Modelli giuridici e prassi manageriali: un gap ancora da colmare

La realtà giuridica spesso non rappresenta la realtà economica e sociale del paese, soprattutto in alcune aree del diritto commerciale, che presentano una mancata corrispondenza del contenuto allo schema. Si assiste, infatti, ad una sorta di bulimia normativa, caratterizzata da una legislazione a toppe, piuttosto che a tappe.

L’obsolescenza dell’ordinamento giuridico è evidente, ad esempio, rispetto alle applicazioni dell’Innovation Technology al diritto societario e commerciale. Non è pensabile, infatti, regolare il funzionamento di una Assemblea o di un Consiglio di Amministrazione con una normativa vecchia, che non preveda procedure attualizzate alle nuove tecnologie come le blockchain, attraverso le quali è già possibile rivoluzionare le transazioni informative che avvengono nell’ambito della corporate governance, ad esempio identificando le persone aventi diritto al voto, migliorando la trasparenza nelle procedure e nei meccanismi di voto, includendo nel registro informazioni relative alle regole e procedure di voto, ai requisiti degli azionisti di maggioranza e ai diritti di accesso. Ancora oggi, in tempi di smart working, i notai non sono ancora attrezzati per la gestione di un’assemblea da remoto.

Un altro gap da colmare riguarda l’evoluzione degli assetti proprietari rispetto alla loro regolamentazione giuridica. Com’è noto, gli equilibri di potere che si determinano all’interno del sistema proprietario sono riconducibili ad un modello ciclico di interesse/conflitto/potere, in cui la coalizione dominante cerca di preservare e/o implementare la propria supremazia. Questa dinamica, tipica dei CdA e delle Assemblee, non trova corrispettivo nella normativa vigente, che non è ancora al passo con la necessità di tutelare le minoranze azionarie. Quest’ultime possono tutelarsi ricorrendo agli investitori istituzionali o alla mediazione di proxy advisors e solicitors; ma con poco supporto dell’ordinamento giuridico, che ancora non regolamenta appieno queste nuove relazioni.

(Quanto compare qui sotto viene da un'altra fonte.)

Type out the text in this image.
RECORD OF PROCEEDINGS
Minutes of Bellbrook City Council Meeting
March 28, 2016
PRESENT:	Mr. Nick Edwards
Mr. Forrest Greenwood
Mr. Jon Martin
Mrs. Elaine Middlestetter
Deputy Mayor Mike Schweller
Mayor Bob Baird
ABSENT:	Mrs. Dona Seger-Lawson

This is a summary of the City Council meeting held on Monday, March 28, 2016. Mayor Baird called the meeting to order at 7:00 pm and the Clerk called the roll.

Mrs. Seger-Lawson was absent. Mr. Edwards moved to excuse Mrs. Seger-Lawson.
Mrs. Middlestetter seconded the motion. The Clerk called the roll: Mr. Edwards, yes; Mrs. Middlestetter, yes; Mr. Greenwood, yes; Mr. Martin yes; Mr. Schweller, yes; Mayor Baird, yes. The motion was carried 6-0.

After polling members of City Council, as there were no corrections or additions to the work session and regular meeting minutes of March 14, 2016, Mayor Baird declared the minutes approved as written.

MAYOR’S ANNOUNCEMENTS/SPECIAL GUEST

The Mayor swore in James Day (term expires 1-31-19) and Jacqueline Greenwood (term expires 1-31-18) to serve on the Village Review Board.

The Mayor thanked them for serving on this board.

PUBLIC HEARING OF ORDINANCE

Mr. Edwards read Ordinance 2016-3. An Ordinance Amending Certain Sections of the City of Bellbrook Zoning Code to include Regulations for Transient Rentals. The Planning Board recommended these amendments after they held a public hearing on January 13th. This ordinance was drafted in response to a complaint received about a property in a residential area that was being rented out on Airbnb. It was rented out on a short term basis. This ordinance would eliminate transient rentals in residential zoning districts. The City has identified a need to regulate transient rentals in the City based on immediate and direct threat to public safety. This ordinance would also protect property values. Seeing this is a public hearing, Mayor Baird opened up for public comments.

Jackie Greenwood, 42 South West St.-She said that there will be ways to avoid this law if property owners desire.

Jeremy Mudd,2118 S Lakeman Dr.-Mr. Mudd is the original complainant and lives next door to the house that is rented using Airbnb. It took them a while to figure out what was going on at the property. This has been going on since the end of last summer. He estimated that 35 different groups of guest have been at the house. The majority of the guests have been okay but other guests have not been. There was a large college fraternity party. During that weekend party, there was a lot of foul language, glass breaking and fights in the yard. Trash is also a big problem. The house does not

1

L’inadeguatezza dell’ordinamento normativo appare tale anche nei sistemi di controllo, in cui vige una duplicazione normativa farraginosa, con una ripetuta sovrapposizione di disposizioni di rango legislativo con quelle autodisciplinari. Il paradosso è quello di un eccesso normativo che finisce per creare inefficienze e lacune tra l’ordinamento e la realtà economica da regolamentare. Ad esempio, l’introduzione della figura dell’amministratore indipendente nei CdA, tipica di un sistema come quello anglosassone dove la protezione legale degli azionisti di minoranza è massima, in Italia appare in contrasto con l’assenza di una normativa adeguata; ne è un esempio il caso relativo ai fenomeni di interlocking directorates che, nel nostro sistema giuridico, sembrano essere stati disciplinati solo nel comparto creditizio, ignorando di fatto gli altri settori. Un altro esempio è dato dalla sopravvivenza in Italia del Collegio Sindacale, che appare anacronistico sia per l’eccessiva duplicazione dei sistemi di controllo, sia perché troppo legato a meccanismi basati su sistemi legislativi obsoleti. Sembrano sopravvivere logiche tipiche del civil law laddove, invece, le best practice portano verso l’adozione di sistemi adatti al regime del common law. Se, quindi, si punta ad imitare best practice sviluppate all’interno di sistemi giuridici diversi, come quello common law, occorre anche riformare la normativa verso quelle classi del diritto. Schema e contenuto, insomma, devono necessariamente coincidere.

Su questi temi Corporate Governance and Research & Development Studies pubblicherà a breve uno Special Issue dal titolo “Tradizione e innovazione nella Corporate Governance”, curata dal prof. Emerito Gaetano Maria Golinelli e dal prof. Bernardino Quattrociocchi, in cui una delle principali track proposte sarà proprio quella della Law and Economics.